Neighbors organize against Obama school’s spendy sign amid cuts and crumbling infrastructure

ST. PAUL, MN—There’s change on the way for those living near the newly renamed Barack and Michelle Obama Service Learning Elementary School in St. Paul, but not the kind of change many residents here appear to believe in.

“I’m a Paul Wellstone liberal and I think this is totally ridiculous,” Lisa Morgan said. “There are so many better ways to spend that money in that school like repairing the school steps or fixing the fence. There are a million things they could do for that school and that’s not it.”

While the St. Paul school board raised eyebrows upon becoming one of the first districts in the country to rename a school for the new president last year, opponents say politics has nothing to do with the current controversy.

It has everything to do with the imposing size, cost and aesthetic impact of a flashy electronic sign St. Paul school officials plan to install out front of the Barack and Michelle Obama Service Learning Elementary School.

“This sign would be right in our faces 24/7,” said Phil LaRose, who lives in a building on the National Register of Historic Places. “It would be lit most of the time we’d be up and around.”

At a time when the St. Paul school district faces a budget shortfall of $27 million and hundreds of probable teacher and staff cuts, critics say spending nearly $28,000 on a supersized electronic sign and bulletin board sends the wrong message.

The Obama elementary school already features the president and first lady’s names on a large new burnished steel sign over the school entrance. School district officials, however, say an electronic sign would communicate important activities and establish a presence—a big presence.

“One of the other things I would point out is that we did a facilities study and one of the deficiencies identified was signage,” said Howie Padilla, communications director for St. Paul schools. “That goes to the idea of why the signs and why the timing now.”

School officials first proposed a code-busting sign more than seven and a half feet high with 36 ½ square feet of space and an illuminated message board.
“A 7 foot sign with scrolling LED display? When the stairs are crumbling? Seriously?,” Lisa Morgan wrote in her blog. “I won’t vote for another property tax increase. I’ll even fight against the next one if the sign initiative goes through.

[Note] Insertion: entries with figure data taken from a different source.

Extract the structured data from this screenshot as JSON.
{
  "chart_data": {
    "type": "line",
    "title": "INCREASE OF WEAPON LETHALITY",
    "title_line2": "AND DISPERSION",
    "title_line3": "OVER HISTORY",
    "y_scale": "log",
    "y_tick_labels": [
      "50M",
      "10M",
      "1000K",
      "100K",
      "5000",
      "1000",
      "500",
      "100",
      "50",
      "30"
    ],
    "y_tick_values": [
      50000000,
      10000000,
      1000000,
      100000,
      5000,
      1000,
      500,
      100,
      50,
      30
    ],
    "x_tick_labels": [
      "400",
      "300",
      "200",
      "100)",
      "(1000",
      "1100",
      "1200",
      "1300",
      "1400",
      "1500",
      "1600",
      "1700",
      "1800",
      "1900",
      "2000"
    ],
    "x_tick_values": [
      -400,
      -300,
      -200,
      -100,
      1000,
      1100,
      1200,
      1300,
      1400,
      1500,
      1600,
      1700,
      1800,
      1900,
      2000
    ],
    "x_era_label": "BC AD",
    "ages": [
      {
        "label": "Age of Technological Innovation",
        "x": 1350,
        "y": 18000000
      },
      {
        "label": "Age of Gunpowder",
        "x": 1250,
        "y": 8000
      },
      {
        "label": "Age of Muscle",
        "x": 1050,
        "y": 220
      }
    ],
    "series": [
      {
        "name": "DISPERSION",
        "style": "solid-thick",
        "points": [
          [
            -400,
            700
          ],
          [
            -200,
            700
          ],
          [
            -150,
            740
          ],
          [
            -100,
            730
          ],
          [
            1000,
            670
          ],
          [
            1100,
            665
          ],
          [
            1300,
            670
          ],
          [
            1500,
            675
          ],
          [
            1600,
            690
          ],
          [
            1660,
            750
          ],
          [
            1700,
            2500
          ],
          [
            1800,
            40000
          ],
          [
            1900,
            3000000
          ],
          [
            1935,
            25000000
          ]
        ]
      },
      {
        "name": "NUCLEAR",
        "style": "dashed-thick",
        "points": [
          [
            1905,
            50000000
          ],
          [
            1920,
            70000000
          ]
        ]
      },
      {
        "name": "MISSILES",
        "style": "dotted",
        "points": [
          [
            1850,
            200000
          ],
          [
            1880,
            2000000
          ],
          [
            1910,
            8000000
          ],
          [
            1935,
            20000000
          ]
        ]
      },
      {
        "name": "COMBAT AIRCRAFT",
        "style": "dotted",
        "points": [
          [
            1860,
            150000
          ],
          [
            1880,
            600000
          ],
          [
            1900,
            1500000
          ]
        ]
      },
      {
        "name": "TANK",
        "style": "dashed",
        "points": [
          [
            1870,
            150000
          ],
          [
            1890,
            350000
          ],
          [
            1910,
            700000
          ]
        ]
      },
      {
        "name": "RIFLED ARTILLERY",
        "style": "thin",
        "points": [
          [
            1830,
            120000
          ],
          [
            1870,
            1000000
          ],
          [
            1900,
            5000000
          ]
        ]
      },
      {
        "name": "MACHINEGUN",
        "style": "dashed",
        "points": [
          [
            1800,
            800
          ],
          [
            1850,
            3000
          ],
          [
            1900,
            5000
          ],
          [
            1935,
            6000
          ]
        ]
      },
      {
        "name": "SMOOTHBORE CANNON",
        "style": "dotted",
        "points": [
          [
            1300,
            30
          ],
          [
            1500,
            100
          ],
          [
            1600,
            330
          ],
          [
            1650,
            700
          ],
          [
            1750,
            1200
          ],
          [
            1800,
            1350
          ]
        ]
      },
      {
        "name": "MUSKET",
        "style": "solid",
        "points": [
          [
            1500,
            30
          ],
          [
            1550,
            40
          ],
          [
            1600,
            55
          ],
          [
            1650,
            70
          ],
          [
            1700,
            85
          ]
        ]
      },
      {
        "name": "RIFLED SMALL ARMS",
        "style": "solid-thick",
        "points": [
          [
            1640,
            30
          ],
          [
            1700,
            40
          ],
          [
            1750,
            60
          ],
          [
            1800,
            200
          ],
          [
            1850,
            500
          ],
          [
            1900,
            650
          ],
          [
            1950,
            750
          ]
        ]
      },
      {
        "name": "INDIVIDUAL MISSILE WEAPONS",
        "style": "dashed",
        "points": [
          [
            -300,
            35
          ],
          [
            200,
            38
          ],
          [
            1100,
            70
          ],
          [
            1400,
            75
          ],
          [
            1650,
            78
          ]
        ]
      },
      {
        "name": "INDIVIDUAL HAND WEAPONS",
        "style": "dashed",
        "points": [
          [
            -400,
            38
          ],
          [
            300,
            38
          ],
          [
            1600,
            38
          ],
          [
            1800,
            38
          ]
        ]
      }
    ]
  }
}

There’s also been confusion over the sign’s cost with estimates ranging from $10,000 to $30,000, according to accounts in the Villager, a community paper covering the issue. School officials now set the cost of the Obama sign at $27,965. The St. Paul school board has tapped capital improvement budget funds to pay for the Obama school sign and six others at a total cost of $182,000.

“Whenever you hear budget shortfall all the time, maybe people think money is coming out of the same pocket,” Padilla said. “I certainly appreciate where it can be confusing…but indeed it is a different pot of money.”

Residents submitted three petitions opposing the electronic sign, which they also contend would be out of place aesthetically in their Victorian neighborhood. Phil LaRose collected 53 signatures on his petition alone, but says he’s no community organizer.

“I’m a concerned citizen, a taxpayer! Please don’t call me a community organizer,” LaRose said. “I would say most of the residents of our condo building are liberal and 95 percent of them are opposed to the signs. It’s not political ideology. It’s just that it’s insane.”

Over the objections of many residents, the city zoning appeals board granted a zoning variance for a sign almost six feet high and 32 square feet of total space. The lights would be shut off between 10 p.m. and 7 a.m. Padilla said a final decision on installing the Obama school sign is pending.

Enrollment at Barack and Michelle Obama Service Learning Elementary School has declined from 865 students in 2005-06 to 572 students for the 2009-10 school year.